I can’t speak for everybody in the crew, but with myself, i travel a lot, i run a few businesses, love going out, have a thing for mixed martial arts and dancing, and i love my family and close friends dearly.
When i experience life, this is what i am aware of: We have two eyes, five senses, a brain to process, and we can communicate
Hopefully, if you have all these, my advice is, use your gifts well.
YOUR PERSPECTIVE, THE WAY YOU FUNNEL THINGS THAT COME INTO YOUR LIFE, WILL CAPTIVATE PEOPLE.

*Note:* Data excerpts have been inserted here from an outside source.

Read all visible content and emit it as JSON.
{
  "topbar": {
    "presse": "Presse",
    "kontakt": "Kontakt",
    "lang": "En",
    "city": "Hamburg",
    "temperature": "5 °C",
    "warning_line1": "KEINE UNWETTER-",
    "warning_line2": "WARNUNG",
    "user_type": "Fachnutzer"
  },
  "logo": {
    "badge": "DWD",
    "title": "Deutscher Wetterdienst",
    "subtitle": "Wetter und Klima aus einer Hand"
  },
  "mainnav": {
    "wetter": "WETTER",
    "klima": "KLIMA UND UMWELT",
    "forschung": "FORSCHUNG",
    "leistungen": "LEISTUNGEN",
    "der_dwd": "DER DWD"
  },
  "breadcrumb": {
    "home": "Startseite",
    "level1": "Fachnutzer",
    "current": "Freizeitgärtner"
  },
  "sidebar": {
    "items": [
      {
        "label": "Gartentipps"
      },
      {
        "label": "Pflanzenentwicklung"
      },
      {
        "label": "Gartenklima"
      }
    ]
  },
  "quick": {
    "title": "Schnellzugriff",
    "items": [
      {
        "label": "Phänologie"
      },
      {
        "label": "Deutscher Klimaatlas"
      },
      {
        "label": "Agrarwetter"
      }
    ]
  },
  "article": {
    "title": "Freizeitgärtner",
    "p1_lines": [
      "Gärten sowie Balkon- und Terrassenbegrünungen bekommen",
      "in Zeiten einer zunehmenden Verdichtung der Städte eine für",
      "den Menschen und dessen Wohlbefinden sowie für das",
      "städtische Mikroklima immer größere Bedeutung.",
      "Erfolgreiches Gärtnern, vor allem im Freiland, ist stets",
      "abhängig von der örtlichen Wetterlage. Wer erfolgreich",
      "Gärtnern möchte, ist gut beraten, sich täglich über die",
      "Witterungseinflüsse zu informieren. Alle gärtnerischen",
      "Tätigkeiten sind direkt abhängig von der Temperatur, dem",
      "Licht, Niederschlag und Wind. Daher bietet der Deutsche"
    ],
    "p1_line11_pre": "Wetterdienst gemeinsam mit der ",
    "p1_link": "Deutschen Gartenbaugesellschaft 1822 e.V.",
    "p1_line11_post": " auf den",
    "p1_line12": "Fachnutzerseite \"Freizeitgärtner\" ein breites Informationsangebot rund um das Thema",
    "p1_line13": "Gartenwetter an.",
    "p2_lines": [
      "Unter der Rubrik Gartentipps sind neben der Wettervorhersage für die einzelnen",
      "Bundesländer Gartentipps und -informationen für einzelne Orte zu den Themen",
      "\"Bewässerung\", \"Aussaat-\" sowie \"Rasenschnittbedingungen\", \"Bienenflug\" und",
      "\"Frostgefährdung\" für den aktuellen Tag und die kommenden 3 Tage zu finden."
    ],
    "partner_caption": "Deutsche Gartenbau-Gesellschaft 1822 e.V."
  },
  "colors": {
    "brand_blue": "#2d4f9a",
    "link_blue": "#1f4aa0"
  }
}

Be a mental photographer to the point where you have captured the sights and sounds of images, experiences, and environments from every second of every day of your life. From as grand as a cruise vacation to Bali, to as mundane as doing laundry, you should have a firm grasp of what that experience is like. From the indoor casinos inside the ship that just mesmerized you and tempted you to break your wallet in half, to the day you had some weird stains show up on your $80 Ben Sherman button down while doing laundry because you used a dryer that had some grease on it. You MUST KNOW THE DETAILS



Yep, I sang on a plane and brought the house down
Ever work your ass off to get the body YOU want? Shit, I could break it down for you based on my story. I went from a scrawy, thin-ass 100 lb kid, to this:
I can tell you what its like to WORK. To work your ass off. To punch through mental barriers, and to stick to the program with hardcore discipline. I can tell you what its like for me to shove cans and cans of tuna and rice down my throat and how i loved every minute of it. I can tell you how the extra reps count the most; I can tell you that whatever you desire can only be attained by effort, discipline, and action.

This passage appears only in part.